In other words, we naturally lean toward pathways of least resistance at all times - so focused are we on gaining that qualitative edge as measured by our quantitative desire to come out of any deal with the continuous wherewithal to grow and prosper in our businesses.
Don't we?
Therefore, in this socio-economic climate, we make bad deals, so-so deals, and good deals for ourselves all the time - even outside the context of our businesses - even exclusive of situations involving money.
With exchanges of value - or trade-offs - our charts are examined, and our ships of state are set on course - often to uncharted waters far from shore.
So it is with our lives - we must sink or swim...often with sharks...or remain afloat...onto our merry ways.
Mom or Dad would've advised...Be a good boy now...and...Eat up, son - or go stand in the corner! as the rules by which to govern our actions in the world.
To this day, like you maybe, I wanna value you precisely as much as you value me, if not more so. In a perfect world, I want to do good by you; and you want to do good by me.
Right?
I know I value the memories of my childhood - even forgive all those trespasses on my freedom. And all the mistakes I've made allowing myself to get ripped-off...or ripping myself off...all of my own volition...on my own accord.

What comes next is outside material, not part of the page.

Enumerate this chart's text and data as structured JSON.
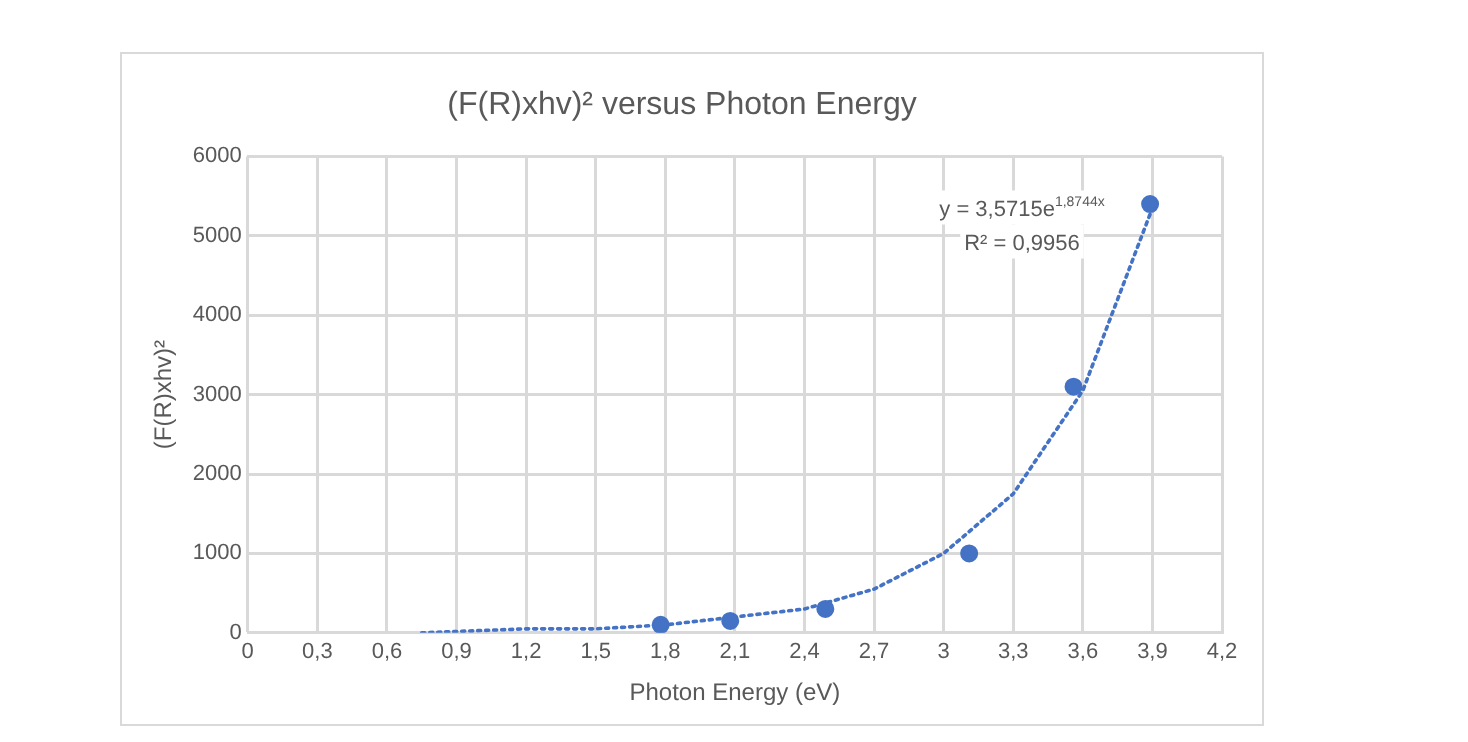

I retain a healthy respect for authoritarian power structures as they exist - even if, to me, they often seem unreasonable for me to wanna buy into from the get-go.
Being naturally skeptical, I never forget a betrayal of trust - by anyone, including myself!
But then skepticism is really not enough, is it?
The answers for what might seem valuable to us are sometimes elusive, if always, at least, illusory - even with the clearest of thinking and the best of outcomes for all exchanges we want to see happen.
And knowledge of good and evil, alas, reveals only more of the same, wouldn't you say?
Thus it is, we tend to value what we esteem to be good - somewhat or more than worthwhile upon first glance - when it can be, in fact, like for our three storybook children who despised the taste of liver, really very bad.
Or so it seems...and it usually goes.